Ms Umi said: 'The maids told me it was the ghost of the baby haunting me. I was shocked, but I also thought they could just be teasing me.'
Later that day, while trimming grass in the garden, she smelled something foul. Remembering what her friends had said, she related her fears to her employer, Ms Patricia Goh.
She had met Kirun after arriving at the house on 6 Jun and got to know her there. Kirun left Singapore on 22 Jun after her contract ended.
Ms Umi has left her own baby in the care of her parents to come to work in Singapore. She said her husband died in a car accident a year ago when she was six months' pregnant with their first child.
She claimed Kirun told her about having an abortion. 'A week after I got here, she started telling me more about herself. She said she had an abortion after being pregnant for three months,' said Ms Umi, who had asked Kirun about her boyfriend.
'A week after this chat, I saw her taking post-natal jamu (herbs) and asked her if she was pregnant. She just shrugged and denied it.'
She was concerned about Kirun spending time with her boyfriend.
'She told me he would give her $10 after they saw each other. She told me they had sex,' she said.
'I told her she was crazy because if she got pregnant, she would get kicked out of the country. I also told her not to do such indecent things since she has a husband and two teenage children back home.'
Kirun told Ms Umi that before she met her boyfriend, a Bangladeshi, she was seeing a Myanmar national.
SEEING OTHER MEN
Ms Umi suspected Kirun could have been seeing other men too.

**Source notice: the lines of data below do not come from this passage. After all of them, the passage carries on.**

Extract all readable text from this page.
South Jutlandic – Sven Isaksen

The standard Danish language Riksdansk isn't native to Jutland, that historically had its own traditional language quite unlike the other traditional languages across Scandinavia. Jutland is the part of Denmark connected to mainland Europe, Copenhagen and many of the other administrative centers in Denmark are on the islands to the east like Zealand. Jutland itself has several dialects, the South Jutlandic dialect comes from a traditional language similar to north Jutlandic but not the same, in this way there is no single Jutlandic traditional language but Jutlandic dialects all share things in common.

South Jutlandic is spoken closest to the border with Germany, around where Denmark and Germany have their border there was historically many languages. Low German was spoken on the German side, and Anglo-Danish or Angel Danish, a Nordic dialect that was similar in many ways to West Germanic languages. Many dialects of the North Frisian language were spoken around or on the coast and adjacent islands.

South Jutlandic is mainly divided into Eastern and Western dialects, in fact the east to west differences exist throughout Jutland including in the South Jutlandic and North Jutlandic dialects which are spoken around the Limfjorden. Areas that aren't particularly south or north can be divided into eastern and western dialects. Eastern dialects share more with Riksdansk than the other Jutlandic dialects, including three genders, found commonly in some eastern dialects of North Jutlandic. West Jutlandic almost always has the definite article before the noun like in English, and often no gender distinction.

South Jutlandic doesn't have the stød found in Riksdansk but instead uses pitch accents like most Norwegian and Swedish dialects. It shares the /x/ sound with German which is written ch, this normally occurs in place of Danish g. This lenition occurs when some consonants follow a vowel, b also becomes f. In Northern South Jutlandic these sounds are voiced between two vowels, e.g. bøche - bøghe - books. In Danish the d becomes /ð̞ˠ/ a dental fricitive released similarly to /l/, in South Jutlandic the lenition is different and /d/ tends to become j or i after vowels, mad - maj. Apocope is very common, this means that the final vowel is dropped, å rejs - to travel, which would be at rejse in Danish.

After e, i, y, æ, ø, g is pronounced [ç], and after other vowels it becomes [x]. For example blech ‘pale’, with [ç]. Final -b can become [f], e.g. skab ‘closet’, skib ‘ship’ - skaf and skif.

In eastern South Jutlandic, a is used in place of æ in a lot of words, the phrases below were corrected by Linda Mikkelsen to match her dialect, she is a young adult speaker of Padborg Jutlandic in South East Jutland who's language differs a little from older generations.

Kirun told her she was able to meet the men while waiting for the therapy sessions at the old age home to end.
The aborted baby had been fathered by the Bangladeshi boyfriend. Ms Umi did not know when it happened.
She said: 'Three days before she left Singapore, she took me out to meet her Bangladeshi boyfriend. He asked me to be his girlfriend after (Kirun) returns home but I told him no.
'I was shocked about the buried baby. I had some suspicions about her being pregnant but never thought she would have gone so far as to kill one.'
On Monday, after the police dug up the bones, Ms Umi wrote an entry in her diary, titled 'Tragedi Singapore (Tragedy Singapore)'.
She wrote in Bahasa Indonesia: 'I cannot believe that someone as nice and hardworking as (Kirun) would go down so low as to do this'.
Ms Umi gave The New Paper an Indonesian handphone number that Kirun had given her before she left. Calls to the number went unanswered.